RCN will begin switching its New York City video service to all-digital starting next month, officials said Monday.
RCN executives said the change, which the company has already enacted in Chicago and Boston, will enable it to reclaim existing analog channels, improve picture quality, make the network easier to maintain, and dramatically increase the number of standard and high-definition channels it can offer to subscribers, to more than 75 in HDTV.
The upgrade will intensify the consumer battle in the Big Apple, where FiOS TV, which received approval in July to begin marketing video services in New York City, is engaged with Time Warner Cable and Cablevision Systems Corp.
“At launch, we are able to increase our HD channels to more than 75 channels and are positioned to make good on the promise of offering approximately 100 HD channels or more in the future," RCN CEO and president Peter Aquino said in a statement.
In addition, RCN is increasing its video-on-demand content, including hundreds of hours for free, as well as more subscription and pay VOD programming. RCN also said that customers will have more flexible channel packages, so they can customize a package that’s right for them.
The conversion will enable RCN to deliver up to 10 standard-definition digital or three HDTV channels per analog channel, with better picture quality, and use some of the reclaimed spectrum to support growing high-speed data services demand. The conversion will begin in Queens and will continue over the next four to five months. All RCN subscribers will be notified before their service area is converted.
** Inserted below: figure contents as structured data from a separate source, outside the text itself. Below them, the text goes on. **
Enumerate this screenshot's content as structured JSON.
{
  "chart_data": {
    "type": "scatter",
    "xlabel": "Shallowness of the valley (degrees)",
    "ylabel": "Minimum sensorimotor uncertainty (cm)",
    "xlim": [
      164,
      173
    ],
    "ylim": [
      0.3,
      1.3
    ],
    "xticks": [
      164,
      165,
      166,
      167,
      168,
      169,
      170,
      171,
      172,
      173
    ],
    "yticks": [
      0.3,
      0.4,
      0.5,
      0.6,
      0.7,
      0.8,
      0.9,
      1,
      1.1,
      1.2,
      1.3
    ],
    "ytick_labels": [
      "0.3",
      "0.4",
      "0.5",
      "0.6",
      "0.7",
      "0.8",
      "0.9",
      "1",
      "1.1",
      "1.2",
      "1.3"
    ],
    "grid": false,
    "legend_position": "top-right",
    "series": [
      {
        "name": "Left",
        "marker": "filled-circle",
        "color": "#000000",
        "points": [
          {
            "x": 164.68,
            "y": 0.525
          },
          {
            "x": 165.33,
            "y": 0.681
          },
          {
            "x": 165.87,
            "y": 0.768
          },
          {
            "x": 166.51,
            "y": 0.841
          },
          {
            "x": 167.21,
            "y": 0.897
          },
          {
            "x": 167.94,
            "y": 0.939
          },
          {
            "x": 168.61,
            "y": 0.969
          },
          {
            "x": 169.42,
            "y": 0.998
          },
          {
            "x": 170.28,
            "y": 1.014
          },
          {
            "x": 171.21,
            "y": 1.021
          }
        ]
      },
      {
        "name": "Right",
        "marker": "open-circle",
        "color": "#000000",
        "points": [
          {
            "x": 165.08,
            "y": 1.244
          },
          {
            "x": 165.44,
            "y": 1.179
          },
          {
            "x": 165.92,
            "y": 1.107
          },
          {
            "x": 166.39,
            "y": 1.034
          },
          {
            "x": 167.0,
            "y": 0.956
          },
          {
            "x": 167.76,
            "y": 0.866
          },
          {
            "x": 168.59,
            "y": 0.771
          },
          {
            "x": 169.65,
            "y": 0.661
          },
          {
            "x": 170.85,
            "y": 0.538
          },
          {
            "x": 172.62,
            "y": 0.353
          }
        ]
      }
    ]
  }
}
"Our move to an all-digital network frees up bandwidth so we can provide our New York City area customers with an explosion of entertainment choices and have more expanded basic digital TV channels than ever before,” RCN vice president and general manager Anthony Ontiveros said in a statement. "Once converted to all digital, RCN's New York City customers will need at least a standard digital converter box or cable card to view the new line-ups. HD and HD/DVR converters can also be used and are necessary to view HD channels.”
He said a concerted effort is underway to get the word out to RCN customers to make this transition smooth.
In the New York DMA, RCN serves much of Manhattan and the Queens communities of Astoria, Corona, Elmhurst, Flushing, Forest Hills, Fresh Meadows, Jackson Heights, Kew Gardens, Long Island City, Maspeth, Middle Village, Rego Park, Sunnyside and Woodside, as well as parts of downtown Brooklyn and Brighton Beach.